Dato il disprezzo profuso per l’agricoltura della Francia, quello che
profonderà, proseguendo il viaggio, per la mezzadria bolognese e quella
toscana, è impossibile immaginare che la dichiarazione non sia assolutamente
sincera. Per reperire, nell’immensa biblioteca di Young, un solo apprezzamento
simile si è costretti a sfogliare migliaia di pagine, e gli encomi saranno
sistematicamente rivolti alla perfezione delle rotazioni nelle proprietà di Sir
Joseph Banks nel Lincolnshire o per la superba forma del bestiame in quelle di
Woburn dei Duchi di Bedford. Agli allevatori di Codogno l’elogio del più
impietoso critico dell’agricoltura del Continente non sarà costato,
verosimilmente, che un paio di colazioni in qualche trattoria che al più
perfetto formaggio lodigiano potesse unire il più sapido prosciutto della
tradizione padana.
Riacquistato il primato produttivo, la Lombardia asburgica riconquista anche quello
agronomico. Il governo di Vienna provvede alla stampa, in latino, dell’opera
agronomica in due volumi del rettore dell’Università di Buda, il dotto gesuita
Lajos Mitterpacher von Mitternburg (1779-1794). I due tomi non propongono al
critico un’autentica opera agronomica, offrono, piuttosto, il frutto delle
letture di uno studioso che ha esaminato i testi più aggiornati delle grandi
scuole agronomiche fiorite, dal Seicento, in Inghilterra e in Francia, un testo
di modesta penetrazione agronomica, eppure opera preziosa per l’aggiornamento
di una cultura naturalistica che è rimasta estranea, nell’Impero, ad ogni
influsso della nuova agronomia sperimentale. Diffusa in latino perché sia
accessibile a tutti i parroci, delegati del radicamento dei primordi
dell’agricoltura razionale tra i contadini, la diffusione degli Elementa
rappresenta il primo cimento di divulgazione pubblica, un cimento cui il
governo lombardo-veneto non partecipa passivamente, cui contribuisce
accrescendone originalità ed efficacia. Stampata nel 1784, la versione milanese
non costituisce, infatti, mera rassegna di citazioni straniere, siccome la Società patriotica la
integra di un terzo volume al quale presta il proprio contributo il ceto di
ingegneri e amministratori rurali che rappresentano i veri artefici dei nuovi
fasti agricoli insubri. Quegli agronomi non sono, possiamo rilevare, innovatori
protesi a indirizzare, con l’esperimento, le pratiche agrarie verso frontiere
nuove, sono i conoscitori più accorti dei segreti delle grandi produzioni
lombarde: nello spirito genuino di Gallo, lo spirito empirico dell’agronomia
classica, descrivono magistralmente colture e allevamenti che hanno restituito
alle campagne bresciane, cremonesi e milanesi l’antica ricchezza.

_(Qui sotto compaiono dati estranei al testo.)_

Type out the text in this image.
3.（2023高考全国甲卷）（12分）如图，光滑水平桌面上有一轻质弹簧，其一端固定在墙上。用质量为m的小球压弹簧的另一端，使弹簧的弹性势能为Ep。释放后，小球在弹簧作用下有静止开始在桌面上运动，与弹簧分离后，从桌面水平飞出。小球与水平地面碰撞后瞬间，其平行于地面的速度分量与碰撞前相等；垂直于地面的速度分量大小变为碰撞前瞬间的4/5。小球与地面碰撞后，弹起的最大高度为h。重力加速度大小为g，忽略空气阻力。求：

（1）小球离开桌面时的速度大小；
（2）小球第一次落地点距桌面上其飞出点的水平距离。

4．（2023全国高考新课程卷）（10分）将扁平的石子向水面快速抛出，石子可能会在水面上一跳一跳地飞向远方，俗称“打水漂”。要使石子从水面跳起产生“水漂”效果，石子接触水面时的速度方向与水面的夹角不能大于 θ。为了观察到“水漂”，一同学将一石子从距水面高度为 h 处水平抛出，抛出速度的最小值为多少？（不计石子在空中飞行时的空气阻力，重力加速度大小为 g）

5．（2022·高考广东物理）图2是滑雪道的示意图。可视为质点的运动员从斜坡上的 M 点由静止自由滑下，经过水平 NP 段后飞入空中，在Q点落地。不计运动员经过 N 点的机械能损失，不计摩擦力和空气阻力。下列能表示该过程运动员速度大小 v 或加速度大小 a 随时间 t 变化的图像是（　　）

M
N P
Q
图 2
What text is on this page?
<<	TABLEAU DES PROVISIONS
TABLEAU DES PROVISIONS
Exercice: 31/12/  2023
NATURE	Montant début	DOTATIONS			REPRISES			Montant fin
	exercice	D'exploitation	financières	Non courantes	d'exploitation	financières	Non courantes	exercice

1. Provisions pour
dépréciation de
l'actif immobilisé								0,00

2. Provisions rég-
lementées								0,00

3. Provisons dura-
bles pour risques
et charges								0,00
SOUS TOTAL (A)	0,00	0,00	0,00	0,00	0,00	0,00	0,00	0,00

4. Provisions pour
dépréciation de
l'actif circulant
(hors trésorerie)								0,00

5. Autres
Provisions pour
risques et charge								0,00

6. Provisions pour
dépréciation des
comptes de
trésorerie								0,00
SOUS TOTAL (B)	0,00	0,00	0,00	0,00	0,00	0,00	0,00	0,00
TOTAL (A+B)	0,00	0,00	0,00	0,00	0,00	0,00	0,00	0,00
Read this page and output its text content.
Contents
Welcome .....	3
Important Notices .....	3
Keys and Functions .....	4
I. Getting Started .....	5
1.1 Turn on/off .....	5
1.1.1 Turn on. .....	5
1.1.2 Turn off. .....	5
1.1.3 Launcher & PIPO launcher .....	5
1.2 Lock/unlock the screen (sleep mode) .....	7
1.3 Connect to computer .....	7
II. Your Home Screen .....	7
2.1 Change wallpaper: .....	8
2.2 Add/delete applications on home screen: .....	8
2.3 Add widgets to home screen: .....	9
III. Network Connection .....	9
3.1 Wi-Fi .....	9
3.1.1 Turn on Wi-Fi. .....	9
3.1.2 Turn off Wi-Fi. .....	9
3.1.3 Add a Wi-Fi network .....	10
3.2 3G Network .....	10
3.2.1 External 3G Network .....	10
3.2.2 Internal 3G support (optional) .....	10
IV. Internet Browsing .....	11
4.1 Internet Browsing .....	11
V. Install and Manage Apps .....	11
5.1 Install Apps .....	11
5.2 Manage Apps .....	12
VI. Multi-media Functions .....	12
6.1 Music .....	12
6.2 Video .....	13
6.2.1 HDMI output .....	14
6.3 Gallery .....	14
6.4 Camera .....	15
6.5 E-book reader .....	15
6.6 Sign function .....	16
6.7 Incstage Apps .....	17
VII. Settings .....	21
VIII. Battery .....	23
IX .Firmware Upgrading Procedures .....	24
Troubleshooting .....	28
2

La traduzione, tanto coerentemente integrata, del testo del dotto magiaro,
rappresenta l’unica opera di dignità internazionale dell’agronomia italiana
nell’intero Settecento. Se pure non eguagli la levatura della pubblicistica
agronomica britannica, francese e tedesca, la cultura agraria italiana vanta
traguardi ambiziosi in sfere contigue, i traguardi che prendono corpo nel
catasto composto sotto lo scettro di Maria Teresa, un’opera sorretta da
fondamenta teoriche originalissime, un titolo che deve essere attribuito,
ancora, alla cultura di ingegneri e amministratori rurali, enucleata, nei
principi essenziali, dalla lucidità teorica di autentici grandi economisti,
ricordiamo il milanese Pietro Verri e il toscano Pompeo Neri, in quanto
funzionario imperiale milanese di adozione. Ai loro nomi deve essere associato
quello di Cesare Beccaria, il cui manuale di economia politica (Beccaria 1804),
redatto per l’inaugurazione della milanese Scuola palatina, contiene la più
originale dottrina degli scambi cerealicoli costruita dopo il primo testo di
politica agraria scritto in Europa, i capitoli dedicati all’amministrazione
dell’agricoltura nel contesto della Pubblica Felicità oggetto de’ Buoni
Principi di Muratori (citata).
Nasce, dopo il lungo torpore, la prima scuola agronomica italiana
Dopo il secolo dei fasti gastronomici di Tanara la pubblicazione, nel corso
dell’intero Settecento, della traduzione della prestigiosa opera magiara non
può ricolmare l’immensa voragine che separa la cultura agronomica italiana da
quella europea. Non contraggono lo iato le sontuose enciclopedie di eclettici
tanto versatili quanto incapaci di penetrare l’essenza scientifica delle opere
francesi che Francesco Griselini e Francesco Gera ricopiano senza discernere la
troppa paglia dal poco grano, lo amplia ulteriormente, in età napoleonica, la
pubblicazione dell’imponente biblioteca agraria di Filippo Re, patrizio
reggiano e professore a Bologna, la cui confusa erudizione si impegna,
pateticamente, a stilare il compromesso del credo peripatetico cui l’autore è visceralmente
fedele con le rivoluzionarie scoperte chimiche di Antoine de Lavoisier (Traité
Élémentaire de Chimie, présenté dans un ordre nouveau et d’après les
découvertes modernes, Paris 1789), quelle fitopatologiche di Giovanni
Targioni Tozzetti (Alimurgia, o sia modo di render meno gravi le carestie,
Firenze, G. Bouchard, 1767), quelle fisiologiche di Théodore de Saussure (Recherches
chimiques sur la végétation, Paris, Nyon, 1804), che il professore
bolognese ha scrupolosamente letto nell’assoluta incapacità di comprendere che
le concezioni che propongono dissolvono radicalmente, non possono integrarsi,
quali appendici, alla teoria dei quattro elementi, terra, acqua, aria e fuoco,
della fisica dello Stagirita. Così come pare incapace di percepire che l’idea
della trasmissione della vita, e della sua continuità grazie alla “combustione”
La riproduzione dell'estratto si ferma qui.